(por: José Rodolpho Assenço)
Guaicuí, hoje Barra de Guaicuí do Município de Várzea do Palma, em Minas Gerais, é um lugar fantástico, envolvido em inúmeros mistérios, mortes e muita ganância. Esse ambiente místico é um dos primeiros povoamentos no sertão mineiro, na região do cerrado.
Inicialmente, foi ocupada pelos índios Cariris, que teriam migrado do nordeste; foi também habitada por uma missão jesuíta em meados do século XVII.
Localizada, estrategicamente, às margens do Rio São Francisco, exatamente na foz do Rio das Velhas, foi conquistada pelo destemido, porém já idoso, bandeirante Fernão Dias Paes Leme, que, além de “peador” de índios para vendê-los como escravo, buscava, incessantemente, esmeraldas. Segundo a lenda, elas se escondiam na Serra encantada de Sabarabuçu, serra essa que ele nunca encontrou.
Não se sabe ao certo quem iniciou a imponente construção da Igreja de Pedra, ou melhor, a Igreja do Senhor de Bom Jesus do Matozinhos, exatamente na foz desse rio. Se, foi o intrépido bandeirante ou a missão jesuítica. De toda forma, essa obra está datada de 1660 a 1679 e foi construída em pedras argamassa de cal e óleo de peixe, entretanto, na realidade, ela nunca foi finalizada.
Enfim, a região foi ocupada pela bandeira de Fernão Dias Paes Leme, que era chefiada por Manuel de Borba Gato, acompanhados de inúmeros sertanistas, caçadores de índios e de esmeralda e ali se instalaram e teriam construído essa bela edificação.
Devido porem, a insalubridade do local, castigado pelas constantes enchentes do Rio das Velhas, acompanhadas de febres e doenças, acometendo diversos deles, inclusive Fernão Dias, que morreu no local e foi enterrado debaixo de uma pedra, próxima à Igreja de pedra.
Incumbiu o bandeirante em seu leito de morte seu filho Garcia Rodrigues, de voltar a São Paulo e entregar as esmeraldas ali encontradas ao governo.
Diante de inúmeras enfermidades e febres, mudaram, em seguida, o arraial para um local mais seco e acima de um morrote, a aproximadamente quatro quilômetros e onde hoje é a vila de Porteiras; construíram ali suas casas e a Igreja de Nossa Senhora de Bom Sucesso, ficando Guaicuí e a Igreja de Bom Jesus de Matozinhos abandonadas.
Porteiras, ao final do século XIX, teve sua decadência e, por fim, a Igreja de Nossa Senhora de Bom Sucesso veio a ruir.
Estive em Guaicuí acompanhado de meus filhos. Além de conhecer pouco essa história, já havia encontrado essa Igreja em 1999, quando de minha ida até Montes Claros, momento em que a descoberta foi por acaso.

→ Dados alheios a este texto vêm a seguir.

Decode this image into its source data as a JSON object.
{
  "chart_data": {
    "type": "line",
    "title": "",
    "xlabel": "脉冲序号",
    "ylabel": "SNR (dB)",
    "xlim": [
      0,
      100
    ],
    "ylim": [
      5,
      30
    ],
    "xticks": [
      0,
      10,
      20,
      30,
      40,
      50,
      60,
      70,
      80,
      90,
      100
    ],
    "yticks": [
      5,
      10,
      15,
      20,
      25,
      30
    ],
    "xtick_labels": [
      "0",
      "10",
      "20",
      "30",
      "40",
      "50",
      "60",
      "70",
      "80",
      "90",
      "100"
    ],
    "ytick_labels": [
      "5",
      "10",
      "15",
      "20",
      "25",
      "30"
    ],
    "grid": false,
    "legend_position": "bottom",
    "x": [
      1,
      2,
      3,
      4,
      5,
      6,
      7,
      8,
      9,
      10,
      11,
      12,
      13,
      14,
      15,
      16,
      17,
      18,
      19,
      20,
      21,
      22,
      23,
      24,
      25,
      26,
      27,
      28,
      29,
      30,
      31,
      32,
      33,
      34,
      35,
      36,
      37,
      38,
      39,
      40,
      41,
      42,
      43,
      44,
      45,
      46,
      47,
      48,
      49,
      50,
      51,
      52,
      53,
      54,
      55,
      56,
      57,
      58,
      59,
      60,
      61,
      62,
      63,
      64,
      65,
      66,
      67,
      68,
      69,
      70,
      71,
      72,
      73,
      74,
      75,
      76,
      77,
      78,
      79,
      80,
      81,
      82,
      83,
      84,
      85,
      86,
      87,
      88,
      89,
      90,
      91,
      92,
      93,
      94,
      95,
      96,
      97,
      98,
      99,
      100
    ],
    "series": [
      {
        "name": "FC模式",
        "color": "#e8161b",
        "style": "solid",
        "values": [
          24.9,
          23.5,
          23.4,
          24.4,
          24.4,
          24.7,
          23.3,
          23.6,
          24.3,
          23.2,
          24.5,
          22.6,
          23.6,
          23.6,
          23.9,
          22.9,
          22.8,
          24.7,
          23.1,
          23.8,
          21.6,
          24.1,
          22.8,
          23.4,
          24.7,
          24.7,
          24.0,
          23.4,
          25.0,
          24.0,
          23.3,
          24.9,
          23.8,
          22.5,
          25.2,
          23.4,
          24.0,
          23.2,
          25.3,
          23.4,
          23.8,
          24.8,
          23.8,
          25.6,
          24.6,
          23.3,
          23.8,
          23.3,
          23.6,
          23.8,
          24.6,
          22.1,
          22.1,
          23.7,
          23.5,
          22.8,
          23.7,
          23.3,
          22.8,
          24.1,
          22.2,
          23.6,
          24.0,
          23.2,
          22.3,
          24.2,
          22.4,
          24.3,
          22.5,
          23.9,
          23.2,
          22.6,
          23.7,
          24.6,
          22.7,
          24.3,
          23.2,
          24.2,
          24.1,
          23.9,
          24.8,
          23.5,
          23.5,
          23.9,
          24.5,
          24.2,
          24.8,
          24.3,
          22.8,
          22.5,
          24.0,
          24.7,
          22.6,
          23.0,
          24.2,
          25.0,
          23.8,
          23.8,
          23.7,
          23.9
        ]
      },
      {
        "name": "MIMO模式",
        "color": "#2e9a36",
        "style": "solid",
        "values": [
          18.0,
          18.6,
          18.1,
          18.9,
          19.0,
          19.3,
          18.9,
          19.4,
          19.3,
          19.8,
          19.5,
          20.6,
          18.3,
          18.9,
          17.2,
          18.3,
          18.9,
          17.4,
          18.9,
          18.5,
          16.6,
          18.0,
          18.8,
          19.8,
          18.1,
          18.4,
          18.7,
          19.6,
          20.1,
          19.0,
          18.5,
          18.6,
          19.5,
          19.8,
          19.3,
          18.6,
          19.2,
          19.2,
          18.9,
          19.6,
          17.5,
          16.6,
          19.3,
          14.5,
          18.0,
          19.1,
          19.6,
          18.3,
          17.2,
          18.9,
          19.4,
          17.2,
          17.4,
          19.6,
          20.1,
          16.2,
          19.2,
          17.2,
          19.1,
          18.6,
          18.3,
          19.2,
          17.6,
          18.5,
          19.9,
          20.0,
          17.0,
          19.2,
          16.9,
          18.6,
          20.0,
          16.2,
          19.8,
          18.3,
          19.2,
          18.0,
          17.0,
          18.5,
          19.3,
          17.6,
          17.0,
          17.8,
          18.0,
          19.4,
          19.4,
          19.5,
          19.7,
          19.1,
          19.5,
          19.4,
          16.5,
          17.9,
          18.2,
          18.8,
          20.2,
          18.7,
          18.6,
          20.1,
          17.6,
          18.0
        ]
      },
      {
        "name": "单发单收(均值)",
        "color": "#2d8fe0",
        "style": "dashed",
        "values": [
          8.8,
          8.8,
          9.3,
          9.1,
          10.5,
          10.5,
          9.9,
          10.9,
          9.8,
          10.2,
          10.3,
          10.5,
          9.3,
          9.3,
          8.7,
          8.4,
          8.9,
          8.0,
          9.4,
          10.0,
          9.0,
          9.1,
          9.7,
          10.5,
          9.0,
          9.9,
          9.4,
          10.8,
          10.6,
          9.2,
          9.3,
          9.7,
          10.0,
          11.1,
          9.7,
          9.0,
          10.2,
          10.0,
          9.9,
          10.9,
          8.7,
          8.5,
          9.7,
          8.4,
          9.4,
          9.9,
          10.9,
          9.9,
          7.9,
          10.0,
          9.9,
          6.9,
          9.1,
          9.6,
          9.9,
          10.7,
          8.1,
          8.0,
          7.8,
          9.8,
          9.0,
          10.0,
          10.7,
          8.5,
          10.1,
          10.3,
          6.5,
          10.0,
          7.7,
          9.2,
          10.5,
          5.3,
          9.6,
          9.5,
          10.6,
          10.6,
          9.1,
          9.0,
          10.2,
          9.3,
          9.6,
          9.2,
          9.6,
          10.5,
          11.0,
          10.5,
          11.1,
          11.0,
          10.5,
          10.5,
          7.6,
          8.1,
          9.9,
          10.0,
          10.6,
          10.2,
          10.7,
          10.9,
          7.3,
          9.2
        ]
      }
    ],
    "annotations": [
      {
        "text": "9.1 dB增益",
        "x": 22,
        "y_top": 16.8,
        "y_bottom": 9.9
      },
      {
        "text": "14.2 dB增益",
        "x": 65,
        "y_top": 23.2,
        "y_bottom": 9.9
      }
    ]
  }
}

Porém, nessa última nova estada, me impressionei com a imensa gameleira que há mais de cinqüenta anos, nasceu sobre as paredes da Igreja de Bom Jesus de Matozinhos, com imensa copa e com centenas de raízes que criam uma mistura única, um monumento da força da obra do homem e da natureza.
Percebi na construção uma sensação de que a Igreja vigia o Rio São Francisco, que se encontra a poucos metros a sua frente.
Impressionou-me como essa obra inacabada conseguiu resistir por tanto tempo e a tantas enchentes, sendo o único resquício da antiga vila de Guaicuí.
As enchentes continuam até hoje, tendo registro da grande última em janeiro de 2012.
Cansados de analisar esse belo monumento da chegada dos bandeirantes colonizadores ao sertão, seguimos em direção ao povoamento de Porteira, para fotografar a Igreja de Nossa Senhora do Bom Sucesso.
Parei o carro e, em seguida, eu e meus filhos descemos, e passamos próximo a um cemitério abandonado, que foi construído ao redor da antiga Igreja; observamos suas ruínas, em especial da única fachada que resta e a qual também tem sua peculiaridade, uma vez que diversos cactos cresceram dentro dessas paredes.
Evitamos, porém, nos aproximar muito, uma vez que aquele local estava com diversos ninhos de marimbondos.
Retornamos a Guaicuí no intuito de conhecer a nova Igreja de Bom Jesus de Matozinhos, obra do início do século XX, pequena igreja com uma torre em madeira segurando um belo sino.
Na nova Igreja, tivemos ainda a oportunidade de conhecer a praça principal de Guaicuí, onde vemos o busto do bandeirante Fernão Dias Paes Leme, fundador desse local.
Ao finalizar essa visita, meus filhos ficaram bastante agradecidos pelo inusitado passeio com uma viagem tão intensa sobre a história do alto sertão mineiro.